Few pollutants perfuse ecosystems like per- and polyfluoroalkyl substances (PFASs). Understanding their environmental and public health impact involves detecting and measuring the concentrations of more than 3,000 chemicals, not all of which are fully identified. There is already monitoring for some PFASs, but this isn’t nearly enough. Advanced sample preparation workflows and instrumentation are expanding the scope of PFAS detection efforts. Carrie McDonough, an environmental chemist at Stony Brook University, who has been collaborating with Agilent to develop workflows for PFAS analysis, explains recent developments that are improving our understanding of these chemicals.
What are PFASs and why are they so concerning?
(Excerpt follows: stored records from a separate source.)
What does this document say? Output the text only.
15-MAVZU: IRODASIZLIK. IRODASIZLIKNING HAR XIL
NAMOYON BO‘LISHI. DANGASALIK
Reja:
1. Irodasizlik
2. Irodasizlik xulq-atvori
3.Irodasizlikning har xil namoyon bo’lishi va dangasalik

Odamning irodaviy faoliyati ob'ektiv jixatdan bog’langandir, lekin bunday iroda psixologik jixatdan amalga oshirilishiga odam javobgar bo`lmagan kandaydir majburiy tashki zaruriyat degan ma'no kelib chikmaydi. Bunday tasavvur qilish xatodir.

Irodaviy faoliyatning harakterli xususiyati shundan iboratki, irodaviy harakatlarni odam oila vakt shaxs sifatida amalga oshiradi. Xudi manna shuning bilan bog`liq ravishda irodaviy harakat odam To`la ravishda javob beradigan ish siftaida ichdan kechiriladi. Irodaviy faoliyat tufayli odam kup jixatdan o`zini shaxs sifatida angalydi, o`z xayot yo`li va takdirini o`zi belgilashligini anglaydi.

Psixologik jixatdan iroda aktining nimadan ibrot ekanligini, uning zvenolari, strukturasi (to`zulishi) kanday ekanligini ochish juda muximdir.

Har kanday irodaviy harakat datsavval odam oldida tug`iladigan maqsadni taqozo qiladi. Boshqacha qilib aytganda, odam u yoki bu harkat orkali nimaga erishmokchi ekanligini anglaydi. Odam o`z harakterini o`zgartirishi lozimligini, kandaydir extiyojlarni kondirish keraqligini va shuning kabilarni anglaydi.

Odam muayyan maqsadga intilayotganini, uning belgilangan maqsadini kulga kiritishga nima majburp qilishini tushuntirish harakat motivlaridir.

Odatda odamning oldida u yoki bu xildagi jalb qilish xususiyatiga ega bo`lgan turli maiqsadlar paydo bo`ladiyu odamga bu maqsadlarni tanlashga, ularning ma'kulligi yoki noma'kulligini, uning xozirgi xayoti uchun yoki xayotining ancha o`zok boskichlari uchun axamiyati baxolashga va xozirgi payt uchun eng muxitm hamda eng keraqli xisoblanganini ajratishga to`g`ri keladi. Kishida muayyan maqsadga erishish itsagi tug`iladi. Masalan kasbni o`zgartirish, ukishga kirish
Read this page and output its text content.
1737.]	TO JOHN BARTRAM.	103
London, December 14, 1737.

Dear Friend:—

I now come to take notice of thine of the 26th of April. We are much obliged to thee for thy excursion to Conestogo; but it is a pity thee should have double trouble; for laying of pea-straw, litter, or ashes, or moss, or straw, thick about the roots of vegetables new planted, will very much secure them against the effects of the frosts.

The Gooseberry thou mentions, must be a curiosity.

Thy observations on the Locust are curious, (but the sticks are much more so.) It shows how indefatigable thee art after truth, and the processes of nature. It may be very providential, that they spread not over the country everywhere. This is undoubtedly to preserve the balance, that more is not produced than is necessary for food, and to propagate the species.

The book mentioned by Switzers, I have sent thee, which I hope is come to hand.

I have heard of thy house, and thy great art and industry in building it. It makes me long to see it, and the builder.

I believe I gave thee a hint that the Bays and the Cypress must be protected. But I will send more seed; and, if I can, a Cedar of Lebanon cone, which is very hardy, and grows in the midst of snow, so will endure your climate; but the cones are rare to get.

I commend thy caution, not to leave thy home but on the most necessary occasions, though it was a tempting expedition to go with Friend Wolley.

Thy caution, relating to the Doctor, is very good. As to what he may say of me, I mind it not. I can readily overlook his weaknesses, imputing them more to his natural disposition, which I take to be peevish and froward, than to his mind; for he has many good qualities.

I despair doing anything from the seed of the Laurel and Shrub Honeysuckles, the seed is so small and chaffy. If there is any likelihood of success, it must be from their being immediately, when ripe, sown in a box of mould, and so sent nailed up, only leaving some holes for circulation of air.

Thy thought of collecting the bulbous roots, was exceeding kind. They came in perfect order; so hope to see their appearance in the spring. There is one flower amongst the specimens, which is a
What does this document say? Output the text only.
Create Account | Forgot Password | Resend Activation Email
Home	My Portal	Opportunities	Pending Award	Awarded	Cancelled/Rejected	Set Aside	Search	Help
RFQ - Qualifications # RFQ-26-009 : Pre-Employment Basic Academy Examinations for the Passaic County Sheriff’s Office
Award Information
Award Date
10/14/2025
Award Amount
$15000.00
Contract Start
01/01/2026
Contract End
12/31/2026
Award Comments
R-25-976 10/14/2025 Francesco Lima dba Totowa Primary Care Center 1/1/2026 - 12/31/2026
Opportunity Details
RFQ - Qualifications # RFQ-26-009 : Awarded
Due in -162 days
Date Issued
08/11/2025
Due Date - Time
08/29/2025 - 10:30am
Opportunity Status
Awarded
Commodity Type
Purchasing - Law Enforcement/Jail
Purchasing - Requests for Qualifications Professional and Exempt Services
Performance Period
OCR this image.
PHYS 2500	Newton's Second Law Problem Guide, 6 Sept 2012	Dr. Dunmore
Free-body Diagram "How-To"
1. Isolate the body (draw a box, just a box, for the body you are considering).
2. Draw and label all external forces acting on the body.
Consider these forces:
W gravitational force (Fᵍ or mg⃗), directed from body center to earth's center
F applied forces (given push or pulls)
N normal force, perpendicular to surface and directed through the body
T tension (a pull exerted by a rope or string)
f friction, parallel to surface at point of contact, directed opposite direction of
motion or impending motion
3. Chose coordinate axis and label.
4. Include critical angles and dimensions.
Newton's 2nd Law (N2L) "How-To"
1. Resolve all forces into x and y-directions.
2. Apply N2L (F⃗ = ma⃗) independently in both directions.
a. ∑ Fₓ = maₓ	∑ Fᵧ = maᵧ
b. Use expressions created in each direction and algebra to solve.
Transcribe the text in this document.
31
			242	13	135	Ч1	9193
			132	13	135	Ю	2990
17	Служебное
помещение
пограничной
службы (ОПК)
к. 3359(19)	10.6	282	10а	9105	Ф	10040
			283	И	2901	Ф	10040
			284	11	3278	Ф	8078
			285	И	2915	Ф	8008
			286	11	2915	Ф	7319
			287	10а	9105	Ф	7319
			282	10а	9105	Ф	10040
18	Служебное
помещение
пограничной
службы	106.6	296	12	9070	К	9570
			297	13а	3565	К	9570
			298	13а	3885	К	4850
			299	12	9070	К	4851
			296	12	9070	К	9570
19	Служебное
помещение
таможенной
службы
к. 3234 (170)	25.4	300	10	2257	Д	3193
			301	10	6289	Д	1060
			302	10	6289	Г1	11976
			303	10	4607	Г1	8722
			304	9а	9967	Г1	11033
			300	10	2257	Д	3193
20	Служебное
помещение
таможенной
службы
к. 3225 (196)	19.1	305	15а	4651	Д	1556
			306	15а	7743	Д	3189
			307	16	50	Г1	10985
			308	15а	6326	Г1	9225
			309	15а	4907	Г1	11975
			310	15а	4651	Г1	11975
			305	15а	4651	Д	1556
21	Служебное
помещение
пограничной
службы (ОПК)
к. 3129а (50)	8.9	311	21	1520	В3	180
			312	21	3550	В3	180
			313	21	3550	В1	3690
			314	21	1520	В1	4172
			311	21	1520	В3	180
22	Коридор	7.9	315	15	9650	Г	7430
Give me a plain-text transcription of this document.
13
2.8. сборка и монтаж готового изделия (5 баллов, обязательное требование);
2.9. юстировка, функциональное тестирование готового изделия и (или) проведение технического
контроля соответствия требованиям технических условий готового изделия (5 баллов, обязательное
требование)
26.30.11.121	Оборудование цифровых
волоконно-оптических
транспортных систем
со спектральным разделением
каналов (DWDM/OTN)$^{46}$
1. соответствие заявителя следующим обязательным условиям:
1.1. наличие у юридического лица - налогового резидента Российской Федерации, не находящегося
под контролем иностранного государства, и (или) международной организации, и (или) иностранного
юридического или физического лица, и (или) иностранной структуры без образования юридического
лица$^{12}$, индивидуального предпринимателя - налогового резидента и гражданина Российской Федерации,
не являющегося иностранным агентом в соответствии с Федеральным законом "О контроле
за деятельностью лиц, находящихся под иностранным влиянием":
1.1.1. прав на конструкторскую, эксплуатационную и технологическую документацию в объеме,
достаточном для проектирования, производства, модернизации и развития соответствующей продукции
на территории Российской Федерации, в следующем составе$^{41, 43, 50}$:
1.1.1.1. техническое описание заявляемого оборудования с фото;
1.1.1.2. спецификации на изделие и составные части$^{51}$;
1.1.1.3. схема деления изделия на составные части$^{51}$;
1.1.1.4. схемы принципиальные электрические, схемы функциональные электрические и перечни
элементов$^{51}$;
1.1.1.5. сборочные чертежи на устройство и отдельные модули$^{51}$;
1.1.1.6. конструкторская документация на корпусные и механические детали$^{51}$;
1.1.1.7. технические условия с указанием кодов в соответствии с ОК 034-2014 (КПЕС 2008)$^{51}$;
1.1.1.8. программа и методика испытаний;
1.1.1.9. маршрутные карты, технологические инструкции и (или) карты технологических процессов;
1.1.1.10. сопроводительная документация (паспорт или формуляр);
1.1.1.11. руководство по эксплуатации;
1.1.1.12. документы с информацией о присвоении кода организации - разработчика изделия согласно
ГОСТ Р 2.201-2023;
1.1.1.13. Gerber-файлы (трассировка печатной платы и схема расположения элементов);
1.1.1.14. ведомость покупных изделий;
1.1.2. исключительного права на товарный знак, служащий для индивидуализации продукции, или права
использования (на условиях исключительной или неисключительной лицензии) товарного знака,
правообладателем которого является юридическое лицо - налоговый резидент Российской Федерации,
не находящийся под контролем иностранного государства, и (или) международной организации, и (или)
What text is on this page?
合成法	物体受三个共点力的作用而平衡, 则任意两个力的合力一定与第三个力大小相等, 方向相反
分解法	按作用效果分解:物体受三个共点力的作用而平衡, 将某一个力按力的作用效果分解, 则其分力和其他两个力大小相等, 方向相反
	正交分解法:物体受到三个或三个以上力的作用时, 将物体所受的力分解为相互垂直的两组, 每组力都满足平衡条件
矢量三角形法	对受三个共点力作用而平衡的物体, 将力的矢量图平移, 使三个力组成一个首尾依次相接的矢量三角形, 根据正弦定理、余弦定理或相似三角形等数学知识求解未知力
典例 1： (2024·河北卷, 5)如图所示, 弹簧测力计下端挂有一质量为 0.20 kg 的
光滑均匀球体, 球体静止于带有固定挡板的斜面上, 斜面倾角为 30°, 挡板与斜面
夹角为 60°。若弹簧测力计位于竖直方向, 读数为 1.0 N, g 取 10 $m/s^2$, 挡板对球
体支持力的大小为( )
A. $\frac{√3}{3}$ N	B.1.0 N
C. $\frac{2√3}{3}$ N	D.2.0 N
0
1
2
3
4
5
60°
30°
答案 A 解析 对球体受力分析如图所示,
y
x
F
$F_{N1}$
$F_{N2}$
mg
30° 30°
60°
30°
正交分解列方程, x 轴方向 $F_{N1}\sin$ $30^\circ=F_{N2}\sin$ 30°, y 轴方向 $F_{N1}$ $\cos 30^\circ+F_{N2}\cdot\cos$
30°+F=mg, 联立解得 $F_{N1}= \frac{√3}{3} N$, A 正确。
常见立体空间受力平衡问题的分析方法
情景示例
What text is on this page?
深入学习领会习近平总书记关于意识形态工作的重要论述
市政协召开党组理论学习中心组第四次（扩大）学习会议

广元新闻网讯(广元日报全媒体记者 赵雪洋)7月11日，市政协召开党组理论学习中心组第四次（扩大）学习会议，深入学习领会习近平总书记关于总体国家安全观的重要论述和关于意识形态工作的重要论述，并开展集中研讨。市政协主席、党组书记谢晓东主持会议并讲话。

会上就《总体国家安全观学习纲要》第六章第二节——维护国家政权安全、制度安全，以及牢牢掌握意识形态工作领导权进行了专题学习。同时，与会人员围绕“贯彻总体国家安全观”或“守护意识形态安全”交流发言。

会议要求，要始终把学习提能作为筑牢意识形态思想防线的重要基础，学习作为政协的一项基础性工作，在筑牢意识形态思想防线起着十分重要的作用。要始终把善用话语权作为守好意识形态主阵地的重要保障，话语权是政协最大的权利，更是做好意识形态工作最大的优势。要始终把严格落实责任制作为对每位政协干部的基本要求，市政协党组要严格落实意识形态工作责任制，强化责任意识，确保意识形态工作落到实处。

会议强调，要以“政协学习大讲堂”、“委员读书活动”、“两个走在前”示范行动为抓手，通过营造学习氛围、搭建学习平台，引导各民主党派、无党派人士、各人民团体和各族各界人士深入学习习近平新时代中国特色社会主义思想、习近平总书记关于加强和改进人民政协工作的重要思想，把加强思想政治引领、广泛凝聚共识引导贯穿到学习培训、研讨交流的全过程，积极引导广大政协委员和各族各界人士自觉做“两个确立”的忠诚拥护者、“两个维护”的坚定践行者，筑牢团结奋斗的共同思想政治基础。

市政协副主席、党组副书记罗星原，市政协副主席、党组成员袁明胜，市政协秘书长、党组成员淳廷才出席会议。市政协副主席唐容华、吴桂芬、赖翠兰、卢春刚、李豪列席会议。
PFAS is a term that encompasses a wide range of chemicals that all have a perfluorinated carbon chain. These chemicals have been designed to be excellent, stable surfactant type molecules for application in products like cosmetics, non-stick cookware, and fire-extinguishing aqueous film-forming foams. They can also be produced as byproducts during complex, often messy, manufacturing processes.
Environmental release of PFASs can be a problem because they're remarkably persistent. We usually describe a PFAS as not being degradable on a geological timescale, which means that — at least as far as we know — some of these substances just don't go away. PFOA (perfluorooctanoic acid) and PFOS (perfluorooctanesulfonate) are subtypes of PFAS, which are already regulated, but more needs to be done to address the problem.
Can any PFAS be broken down?
Although thousands of types of PFAS, including precursor molecules, can in some ways be degraded, many form similarly persistent perfluorinated final products, or final products that look structurally like PFOA or PFOS.
The persistence of these chemicals is scary, especially with mounting evidence that shows PFASs are clearly a pressing global health issue.
Why has research largely focused on PFOA and PFOS, and how is this changing?
A decade ago, most labs in this space tested for PFOS and PFOA structures. That’s largely because they are among the most persistent and bio-accumulative compounds, meaning they’re widespread in the environment and are going to be prominent in samples, including human blood.
Now, thanks to surrogate methods that allow us to indirectly measure total PFAS concentrations, we know that there are thousands of organic fluorine compounds that are not being captured by the previously narrow focus on PFOS/PFOA and related compounds. There are a lot of methods being developed now that allow labs to target 15 to 40 compounds, or more.
Why is it important to look at these other organic fluorine compounds?
There are a number of reasons. PFOS and PFOA are already regulated and, for the most part, aren’t included in household products anymore. But people are still exposed to PFASs that may accumulate in the body. We don't necessarily know which PFASs people are being exposed to, and that's really important for toxicity risk assessment.
We also need to study these compounds to truly understand PFASs’ environmental impact.
How do we test for these other compounds?
Through non-target screening and advanced analytical techniques. In non-target screening, we're expanding our analytical capabilities beyond just the compounds that have analytical standards. This allows us to look for compounds that we may not have seen before or compounds that are not well described in the literature.
There are multiple ways to do this, all of which involve collecting as much data as possible and then querying for structures of interest, either expected or unexpected.
What type of instruments do you use in your screenings?
Sensitive instruments are important. The quadrupole time of flight mass spectrometer (Q-TOF-MS) is a good example. It provides highly accurate mass measurements while also fragmenting compounds, allowing you to differentiate between isomers and other compounds that might share the same mass. It’s really becoming the workhorse instrument for rapidly analysing complex mixtures.
I see a lot of exciting work happening in the clever and agile development of workflows. I’ve been working with Agilent because their software allows me to modify everything in my lab’s workflows. There's a high learning curve, but we can really make the exact workflow needed for the questions that we’re trying to ask.
Are there tradeoffs to this broader screening?
When you start broadening your compound list, you may start to have an issue with sensitivity to detect specific items. Fortunately, there are a lot of tools that you can use to get around that, things like better sample preparation techniques, iterative analysis, using large volume injection, and more.
However, broad screening is important. While studying chemical oceanography in graduate school, I saw how pollutants move around the globe. I was struck by the fact that pollution is a global issue. Pollutants don't care about boundaries. If anyone is producing persistent pollutants, they're going to end up all over the place — and PFASs are the best example of that.